The interpreter executes the statements inside the block in order from the first row to the last.

Image result for loops in programming

The interpreter sees that a code block has ended, and checks whether the condition specified after the while keyword. If it is true, the interpreter returns to the first line of the block (note that block, not the whole program) and made to order. If the condition is not met, the loop exits, and the interpreter jumps to the line that immediately follows the last line of the block. In our case the condition will be executed always, regardless of what is happening inside the unit.

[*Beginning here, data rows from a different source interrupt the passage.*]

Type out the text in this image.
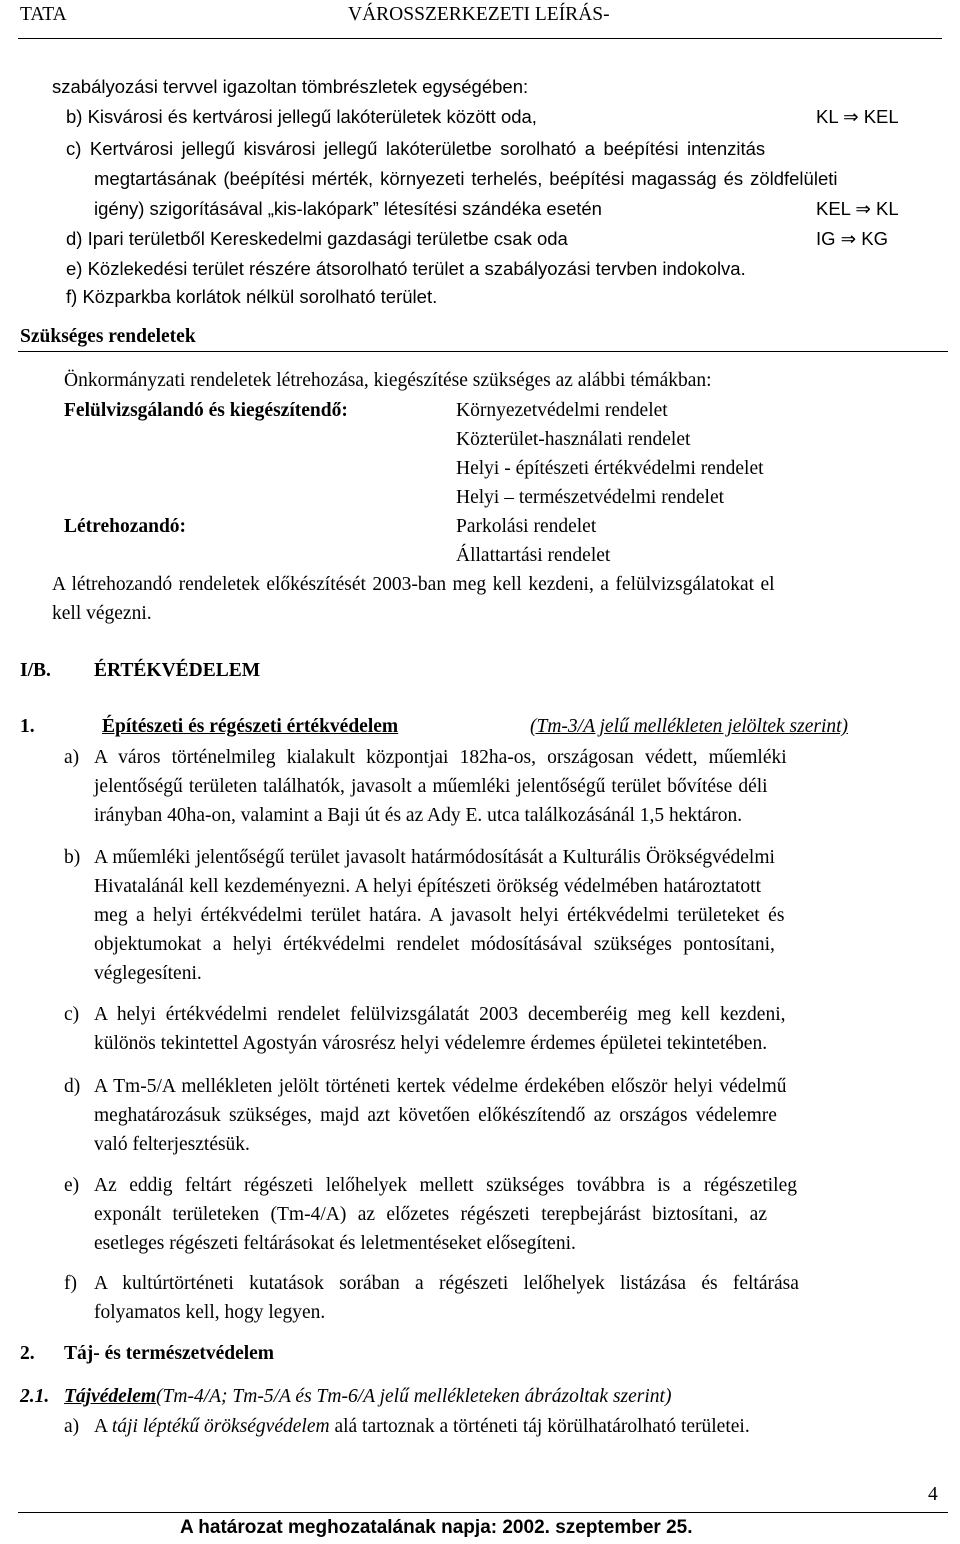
TATA	VÁROSSZERKEZETI LEÍRÁS-
szabályozási tervvel igazoltan tömbrészletek egységében:
b) Kisvárosi és kertvárosi jellegű lakóterületek között oda,	KL ⇒ KEL
c) Kertvárosi jellegű kisvárosi jellegű lakóterületbe sorolható a beépítési intenzitás
megtartásának (beépítési mérték, környezeti terhelés, beépítési magasság és zöldfelületi
igény) szigorításával „kis-lakópark” létesítési szándéka esetén	KEL ⇒ KL
d) Ipari területből Kereskedelmi gazdasági területbe csak oda	IG ⇒ KG
e) Közlekedési terület részére átsorolható terület a szabályozási tervben indokolva.
f) Közparkba korlátok nélkül sorolható terület.
Szükséges rendeletek
Önkormányzati rendeletek létrehozása, kiegészítése szükséges az alábbi témákban:
Felülvizsgálandó és kiegészítendő:	Környezetvédelmi rendelet
Közterület-használati rendelet
Helyi - építészeti értékvédelmi rendelet
Helyi – természetvédelmi rendelet
Létrehozandó:	Parkolási rendelet
Állattartási rendelet
A létrehozandó rendeletek előkészítését 2003-ban meg kell kezdeni, a felülvizsgálatokat el
kell végezni.
I/B. ÉRTÉKVÉDELEM
1.	Építészeti és régészeti értékvédelem	(Tm-3/A jelű mellékleten jelöltek szerint)
a) A város történelmileg kialakult központjai 182ha-os, országosan védett, műemléki
jelentőségű területen találhatók, javasolt a műemléki jelentőségű terület bővítése déli
irányban 40ha-on, valamint a Baji út és az Ady E. utca találkozásánál 1,5 hektáron.
b) A műemléki jelentőségű terület javasolt határmódosítását a Kulturális Örökségvédelmi
Hivatalánál kell kezdeményezni. A helyi építészeti örökség védelmében határoztatott
meg a helyi értékvédelmi terület határa. A javasolt helyi értékvédelmi területeket és
objektumokat a helyi értékvédelmi rendelet módosításával szükséges pontosítani,
véglegesíteni.
c) A helyi értékvédelmi rendelet felülvizsgálatát 2003 decemberéig meg kell kezdeni,
különös tekintettel Agostyán városrész helyi védelemre érdemes épületei tekintetében.
d) A Tm-5/A mellékleten jelölt történeti kertek védelme érdekében először helyi védelmű
meghatározásuk szükséges, majd azt követően előkészítendő az országos védelemre
való felterjesztésük.
e) Az eddig feltárt régészeti lelőhelyek mellett szükséges továbbra is a régészetileg
exponált területeken (Tm-4/A) az előzetes régészeti terepbejárást biztosítani, az
esetleges régészeti feltárásokat és leletmentéseket elősegíteni.
f) A kultúrtörténeti kutatások sorában a régészeti lelőhelyek listázása és feltárása
folyamatos kell, hogy legyen.
2. Táj- és természetvédelem
2.1. Tájvédelem(Tm-4/A; Tm-5/A és Tm-6/A jelű mellékleteken ábrázoltak szerint)
a) A táji léptékű örökségvédelem alá tartoznak a történeti táj körülhatárolható területei.
4
A határozat meghozatalának napja: 2002. szeptember 25.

But in theory we could specify another condition, for example, to make the design work only three times:

i = 0

while i < 3:

number = int(input(“Enter an integer: “))

print(“The square of {} is {}.”.format(number, square(number)))


I have introduced a variable i and assigned it a value of 0, and therefore it will be of datatype int. Next, I put in the loop a new line i++. ++ is the increment operator (increment): after the execution the value of variable i is added 1. Recording i++ is equivalent to write i = i + 1, it’s just a shorter version. Thus, after the third execution of all instructions of the block the value of i reaches 3, the condition i < 3 (i less than three) will cease to run and the cycle is complete.